UNIFESO/HCTCO - Hospital das Clínicas de Teresópolis Costantino Ottaviano (RJ) — Prova 2019
O Genograma é um instrumento da prática do médico generalista. Pode ser utilizado para auxiliar as famílias a se perceberem como estruturas sistêmicas. Quantas gerações deve-se, pelo menos, incluir para a construção do Genograma?
Genograma: ferramenta essencial em MFC para visualizar padrões familiares, incluindo ≥ 3 gerações.
O Genograma é uma ferramenta gráfica utilizada na Medicina de Família e Comunidade para representar a estrutura e as relações familiares ao longo do tempo. Incluir pelo menos três gerações é fundamental para identificar padrões de doenças, comportamentos e dinâmicas familiares que podem influenciar a saúde do paciente.
O Genograma é uma ferramenta gráfica poderosa e amplamente utilizada na Medicina de Família e Comunidade (MFC) para mapear a estrutura familiar, as relações interpessoais e os padrões de saúde e doença ao longo de gerações. Ele permite ao médico visualizar de forma rápida e abrangente o contexto familiar do paciente, identificando fatores que podem influenciar sua saúde física e mental. A sua construção é um pilar da abordagem centrada na família, essencial na Atenção Primária à Saúde (APS). Para que o Genograma seja eficaz e forneça uma compreensão profunda das dinâmicas familiares, é fundamental que ele inclua, no mínimo, três gerações. Essa profundidade permite a identificação de padrões transgeracionais, como doenças genéticas, doenças crônicas (diabetes, hipertensão), transtornos mentais, vícios, padrões de comunicação e até mesmo eventos de vida estressores que podem se repetir ou influenciar a saúde dos membros atuais da família.

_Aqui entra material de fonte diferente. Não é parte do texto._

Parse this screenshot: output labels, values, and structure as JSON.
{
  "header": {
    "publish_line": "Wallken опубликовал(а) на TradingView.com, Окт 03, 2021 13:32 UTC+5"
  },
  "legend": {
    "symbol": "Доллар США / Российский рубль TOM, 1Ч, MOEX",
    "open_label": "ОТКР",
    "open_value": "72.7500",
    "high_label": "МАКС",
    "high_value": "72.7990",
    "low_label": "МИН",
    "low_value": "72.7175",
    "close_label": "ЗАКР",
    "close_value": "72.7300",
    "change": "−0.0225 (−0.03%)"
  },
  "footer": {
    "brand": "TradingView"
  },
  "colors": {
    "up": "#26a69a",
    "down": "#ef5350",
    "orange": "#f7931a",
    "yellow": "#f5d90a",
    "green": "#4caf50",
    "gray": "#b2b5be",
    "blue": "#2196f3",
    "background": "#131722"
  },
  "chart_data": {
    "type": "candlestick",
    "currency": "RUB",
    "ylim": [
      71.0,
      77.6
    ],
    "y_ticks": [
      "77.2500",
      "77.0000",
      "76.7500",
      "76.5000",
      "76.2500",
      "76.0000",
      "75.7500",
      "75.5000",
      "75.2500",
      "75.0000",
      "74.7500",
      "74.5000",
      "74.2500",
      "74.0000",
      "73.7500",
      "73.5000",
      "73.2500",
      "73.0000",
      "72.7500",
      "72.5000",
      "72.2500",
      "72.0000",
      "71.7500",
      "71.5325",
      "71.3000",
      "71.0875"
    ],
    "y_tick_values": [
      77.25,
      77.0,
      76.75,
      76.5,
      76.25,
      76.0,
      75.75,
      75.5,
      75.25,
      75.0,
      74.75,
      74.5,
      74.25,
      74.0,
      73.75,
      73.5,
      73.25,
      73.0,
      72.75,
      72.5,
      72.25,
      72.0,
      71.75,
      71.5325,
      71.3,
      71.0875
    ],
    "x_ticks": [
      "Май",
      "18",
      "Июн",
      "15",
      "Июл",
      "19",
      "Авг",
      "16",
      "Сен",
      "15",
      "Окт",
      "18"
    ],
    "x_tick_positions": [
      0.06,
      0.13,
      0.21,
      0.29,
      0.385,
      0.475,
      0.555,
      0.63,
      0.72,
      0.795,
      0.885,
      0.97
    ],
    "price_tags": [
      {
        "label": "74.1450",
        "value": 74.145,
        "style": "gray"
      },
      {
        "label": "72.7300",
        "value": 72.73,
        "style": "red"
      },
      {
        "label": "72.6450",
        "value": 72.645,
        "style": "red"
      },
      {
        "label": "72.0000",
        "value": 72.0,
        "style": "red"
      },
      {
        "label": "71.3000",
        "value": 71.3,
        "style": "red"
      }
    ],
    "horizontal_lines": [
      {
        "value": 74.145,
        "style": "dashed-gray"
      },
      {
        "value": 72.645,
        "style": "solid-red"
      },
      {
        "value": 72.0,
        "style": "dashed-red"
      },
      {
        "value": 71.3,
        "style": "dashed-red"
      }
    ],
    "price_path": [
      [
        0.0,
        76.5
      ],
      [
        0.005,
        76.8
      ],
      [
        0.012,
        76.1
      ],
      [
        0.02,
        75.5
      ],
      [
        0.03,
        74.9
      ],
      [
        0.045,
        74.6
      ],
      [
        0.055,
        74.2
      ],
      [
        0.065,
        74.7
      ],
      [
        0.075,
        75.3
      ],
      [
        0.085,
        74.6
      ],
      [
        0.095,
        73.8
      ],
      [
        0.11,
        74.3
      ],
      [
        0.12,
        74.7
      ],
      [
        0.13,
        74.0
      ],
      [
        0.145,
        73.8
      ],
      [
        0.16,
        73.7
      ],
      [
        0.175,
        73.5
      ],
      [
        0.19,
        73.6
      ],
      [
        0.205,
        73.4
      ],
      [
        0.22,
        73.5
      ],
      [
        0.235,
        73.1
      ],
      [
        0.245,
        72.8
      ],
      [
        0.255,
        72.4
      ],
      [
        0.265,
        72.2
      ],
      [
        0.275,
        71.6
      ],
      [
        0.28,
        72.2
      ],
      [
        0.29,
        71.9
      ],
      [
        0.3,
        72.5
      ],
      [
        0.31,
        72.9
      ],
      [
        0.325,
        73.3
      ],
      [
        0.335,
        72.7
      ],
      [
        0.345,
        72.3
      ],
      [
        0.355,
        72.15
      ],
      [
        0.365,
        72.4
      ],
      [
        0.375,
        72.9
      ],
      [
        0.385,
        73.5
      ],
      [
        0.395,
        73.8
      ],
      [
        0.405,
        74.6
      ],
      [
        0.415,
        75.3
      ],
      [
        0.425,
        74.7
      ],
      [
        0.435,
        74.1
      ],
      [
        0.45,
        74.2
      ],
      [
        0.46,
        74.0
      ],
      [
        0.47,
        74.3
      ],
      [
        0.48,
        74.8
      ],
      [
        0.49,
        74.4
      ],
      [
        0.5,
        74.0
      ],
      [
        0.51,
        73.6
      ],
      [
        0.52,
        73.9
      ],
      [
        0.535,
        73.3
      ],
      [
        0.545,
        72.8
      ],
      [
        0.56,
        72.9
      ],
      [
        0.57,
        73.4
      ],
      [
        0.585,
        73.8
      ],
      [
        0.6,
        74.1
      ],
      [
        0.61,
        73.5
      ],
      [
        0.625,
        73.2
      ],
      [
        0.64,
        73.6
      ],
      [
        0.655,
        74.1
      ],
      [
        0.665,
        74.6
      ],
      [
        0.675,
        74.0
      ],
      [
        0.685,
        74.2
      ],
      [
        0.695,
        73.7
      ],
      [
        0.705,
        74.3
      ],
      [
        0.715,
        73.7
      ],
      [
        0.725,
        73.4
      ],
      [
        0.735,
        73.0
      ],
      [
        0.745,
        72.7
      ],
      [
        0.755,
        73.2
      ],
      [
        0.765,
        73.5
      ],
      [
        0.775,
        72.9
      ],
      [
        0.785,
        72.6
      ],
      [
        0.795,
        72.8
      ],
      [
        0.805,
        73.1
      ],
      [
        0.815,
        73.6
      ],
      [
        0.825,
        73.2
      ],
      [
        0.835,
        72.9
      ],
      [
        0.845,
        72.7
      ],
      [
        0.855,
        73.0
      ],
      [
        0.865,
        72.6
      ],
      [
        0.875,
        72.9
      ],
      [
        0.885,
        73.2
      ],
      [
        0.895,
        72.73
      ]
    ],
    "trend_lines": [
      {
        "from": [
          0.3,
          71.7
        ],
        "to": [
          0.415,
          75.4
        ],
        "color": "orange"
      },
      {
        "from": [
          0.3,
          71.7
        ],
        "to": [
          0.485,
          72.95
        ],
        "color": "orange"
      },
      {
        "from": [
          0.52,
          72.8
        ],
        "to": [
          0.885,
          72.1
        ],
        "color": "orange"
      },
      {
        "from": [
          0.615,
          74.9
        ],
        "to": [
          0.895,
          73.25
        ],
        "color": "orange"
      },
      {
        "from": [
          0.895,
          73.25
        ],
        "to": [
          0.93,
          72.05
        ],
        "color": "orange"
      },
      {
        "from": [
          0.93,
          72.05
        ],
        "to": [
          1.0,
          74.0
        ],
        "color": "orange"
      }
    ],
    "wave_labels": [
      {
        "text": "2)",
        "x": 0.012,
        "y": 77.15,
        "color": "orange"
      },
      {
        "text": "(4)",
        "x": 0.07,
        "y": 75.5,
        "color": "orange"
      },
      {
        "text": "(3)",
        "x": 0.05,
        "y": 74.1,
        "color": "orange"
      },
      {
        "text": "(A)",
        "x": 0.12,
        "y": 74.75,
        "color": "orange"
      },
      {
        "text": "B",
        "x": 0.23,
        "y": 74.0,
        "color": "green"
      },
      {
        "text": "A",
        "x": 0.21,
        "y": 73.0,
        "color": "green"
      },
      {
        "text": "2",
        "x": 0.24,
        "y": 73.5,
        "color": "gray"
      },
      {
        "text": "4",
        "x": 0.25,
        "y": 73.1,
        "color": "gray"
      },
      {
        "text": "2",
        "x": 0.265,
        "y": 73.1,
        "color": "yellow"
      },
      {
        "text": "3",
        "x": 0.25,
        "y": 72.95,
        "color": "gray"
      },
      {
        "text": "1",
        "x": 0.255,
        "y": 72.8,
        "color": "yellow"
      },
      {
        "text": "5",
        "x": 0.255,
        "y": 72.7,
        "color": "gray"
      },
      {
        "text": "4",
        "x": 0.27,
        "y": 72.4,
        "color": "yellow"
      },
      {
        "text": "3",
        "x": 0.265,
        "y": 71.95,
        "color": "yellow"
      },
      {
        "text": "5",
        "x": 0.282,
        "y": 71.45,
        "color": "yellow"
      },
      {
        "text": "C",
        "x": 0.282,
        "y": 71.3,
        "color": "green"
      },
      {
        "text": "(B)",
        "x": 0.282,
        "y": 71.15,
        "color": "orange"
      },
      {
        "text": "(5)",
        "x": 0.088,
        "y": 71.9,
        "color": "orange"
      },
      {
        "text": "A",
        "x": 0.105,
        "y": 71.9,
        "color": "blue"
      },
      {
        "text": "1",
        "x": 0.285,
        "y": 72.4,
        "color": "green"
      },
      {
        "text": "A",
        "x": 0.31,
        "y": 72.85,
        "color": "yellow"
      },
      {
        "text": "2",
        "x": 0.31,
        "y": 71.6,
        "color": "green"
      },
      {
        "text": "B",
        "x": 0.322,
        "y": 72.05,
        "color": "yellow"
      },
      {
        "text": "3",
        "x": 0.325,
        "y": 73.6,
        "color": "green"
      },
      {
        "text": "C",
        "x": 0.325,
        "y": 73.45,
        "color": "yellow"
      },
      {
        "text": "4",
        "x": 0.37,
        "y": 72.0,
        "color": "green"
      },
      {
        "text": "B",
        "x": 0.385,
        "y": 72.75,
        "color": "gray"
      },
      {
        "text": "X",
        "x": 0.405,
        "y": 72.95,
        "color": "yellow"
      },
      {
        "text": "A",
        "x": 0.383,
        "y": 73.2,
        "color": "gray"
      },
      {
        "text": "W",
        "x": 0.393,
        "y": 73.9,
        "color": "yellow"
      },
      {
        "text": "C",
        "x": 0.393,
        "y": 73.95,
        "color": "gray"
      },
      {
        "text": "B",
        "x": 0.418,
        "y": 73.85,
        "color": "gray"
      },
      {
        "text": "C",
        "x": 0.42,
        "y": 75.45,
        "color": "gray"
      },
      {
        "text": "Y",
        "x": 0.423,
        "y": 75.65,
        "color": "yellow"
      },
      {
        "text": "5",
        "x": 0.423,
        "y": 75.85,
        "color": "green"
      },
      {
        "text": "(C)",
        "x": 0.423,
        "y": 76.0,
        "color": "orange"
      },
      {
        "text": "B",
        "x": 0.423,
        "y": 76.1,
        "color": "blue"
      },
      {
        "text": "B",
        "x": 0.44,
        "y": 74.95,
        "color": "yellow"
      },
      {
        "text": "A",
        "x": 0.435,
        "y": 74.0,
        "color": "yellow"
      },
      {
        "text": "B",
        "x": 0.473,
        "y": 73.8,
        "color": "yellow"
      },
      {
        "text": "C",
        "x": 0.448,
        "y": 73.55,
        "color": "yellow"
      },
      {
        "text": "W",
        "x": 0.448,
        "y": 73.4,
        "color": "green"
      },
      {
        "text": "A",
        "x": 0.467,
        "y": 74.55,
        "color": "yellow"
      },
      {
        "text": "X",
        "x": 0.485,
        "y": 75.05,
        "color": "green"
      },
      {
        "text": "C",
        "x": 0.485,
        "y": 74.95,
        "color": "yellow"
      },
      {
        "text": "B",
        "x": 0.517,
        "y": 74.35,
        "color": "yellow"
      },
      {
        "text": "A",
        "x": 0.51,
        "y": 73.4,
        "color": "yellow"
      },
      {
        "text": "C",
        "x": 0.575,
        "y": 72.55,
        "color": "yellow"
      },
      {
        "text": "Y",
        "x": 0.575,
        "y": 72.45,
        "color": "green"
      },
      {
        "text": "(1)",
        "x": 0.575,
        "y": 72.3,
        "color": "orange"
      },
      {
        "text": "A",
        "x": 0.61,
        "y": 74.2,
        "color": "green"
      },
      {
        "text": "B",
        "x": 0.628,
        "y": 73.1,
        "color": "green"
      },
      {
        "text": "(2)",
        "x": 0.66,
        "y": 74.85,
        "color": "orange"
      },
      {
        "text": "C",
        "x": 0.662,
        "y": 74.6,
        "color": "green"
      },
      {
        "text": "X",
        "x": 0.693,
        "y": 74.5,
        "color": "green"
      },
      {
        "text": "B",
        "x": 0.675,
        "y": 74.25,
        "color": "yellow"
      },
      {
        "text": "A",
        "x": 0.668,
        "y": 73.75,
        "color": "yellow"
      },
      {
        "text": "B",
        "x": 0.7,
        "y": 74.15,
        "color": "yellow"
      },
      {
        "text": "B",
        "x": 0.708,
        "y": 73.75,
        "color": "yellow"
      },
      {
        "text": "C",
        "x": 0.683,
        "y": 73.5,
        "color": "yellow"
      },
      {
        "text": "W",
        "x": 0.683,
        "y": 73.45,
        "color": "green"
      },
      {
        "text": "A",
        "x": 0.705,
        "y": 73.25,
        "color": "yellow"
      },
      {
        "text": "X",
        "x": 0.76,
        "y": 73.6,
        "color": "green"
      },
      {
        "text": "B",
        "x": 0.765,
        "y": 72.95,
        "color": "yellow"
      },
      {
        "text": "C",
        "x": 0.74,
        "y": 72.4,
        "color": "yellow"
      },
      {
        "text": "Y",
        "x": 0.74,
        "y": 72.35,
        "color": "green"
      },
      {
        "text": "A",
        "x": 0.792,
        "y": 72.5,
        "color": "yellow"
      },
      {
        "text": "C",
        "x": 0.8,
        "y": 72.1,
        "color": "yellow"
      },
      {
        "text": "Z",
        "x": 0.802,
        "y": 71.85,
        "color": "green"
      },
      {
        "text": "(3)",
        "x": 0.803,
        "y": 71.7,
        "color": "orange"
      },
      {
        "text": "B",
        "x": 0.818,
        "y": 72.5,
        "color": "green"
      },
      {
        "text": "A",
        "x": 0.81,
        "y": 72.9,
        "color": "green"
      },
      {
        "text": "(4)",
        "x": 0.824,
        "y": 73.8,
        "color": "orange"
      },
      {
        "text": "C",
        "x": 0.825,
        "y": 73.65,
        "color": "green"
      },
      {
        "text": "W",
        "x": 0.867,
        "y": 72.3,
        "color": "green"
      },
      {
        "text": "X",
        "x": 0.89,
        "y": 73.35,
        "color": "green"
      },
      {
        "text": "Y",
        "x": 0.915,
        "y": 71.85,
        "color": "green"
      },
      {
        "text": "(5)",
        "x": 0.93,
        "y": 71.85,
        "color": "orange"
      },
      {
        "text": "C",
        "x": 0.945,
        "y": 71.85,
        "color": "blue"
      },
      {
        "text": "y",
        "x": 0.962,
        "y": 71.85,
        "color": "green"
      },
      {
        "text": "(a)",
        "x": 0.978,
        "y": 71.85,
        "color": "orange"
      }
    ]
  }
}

A análise de três gerações oferece uma perspectiva histórica e contextual que seria perdida com menos informações. Ao construir o Genograma, o médico deve coletar informações sobre cada membro da família, incluindo datas de nascimento e óbito, casamentos, divórcios, doenças significativas e relações interpessoais. Essa ferramenta não só auxilia no diagnóstico e planejamento terapêutico, mas também fortalece o vínculo médico-paciente-família, ao demonstrar interesse e compreensão sobre a complexidade do sistema familiar. É um instrumento valioso para a educação em saúde e para a promoção de mudanças comportamentais no contexto familiar.
Incluir três gerações no Genograma permite ao médico identificar padrões transgeracionais de doenças genéticas, crônicas, comportamentos de saúde, dinâmicas familiares e eventos de vida significativos. Essa perspectiva ampla é crucial para compreender o contexto de saúde do paciente e planejar intervenções mais eficazes.
Um Genograma representa a estrutura familiar (membros, sexo, datas de nascimento/óbito), relações familiares (próximas, distantes, conflituosas), eventos de vida importantes (casamentos, divórcios, migrações) e padrões de saúde/doença ao longo das gerações. Símbolos padronizados são utilizados para essa representação.
O Genograma auxilia o médico generalista a ter uma visão sistêmica da família, facilitando a identificação de riscos à saúde, a compreensão de queixas psicossomáticas, o planejamento de intervenções preventivas e terapêuticas, e a promoção de uma comunicação mais efetiva com o paciente e sua família, fortalecendo o vínculo e o cuidado integral.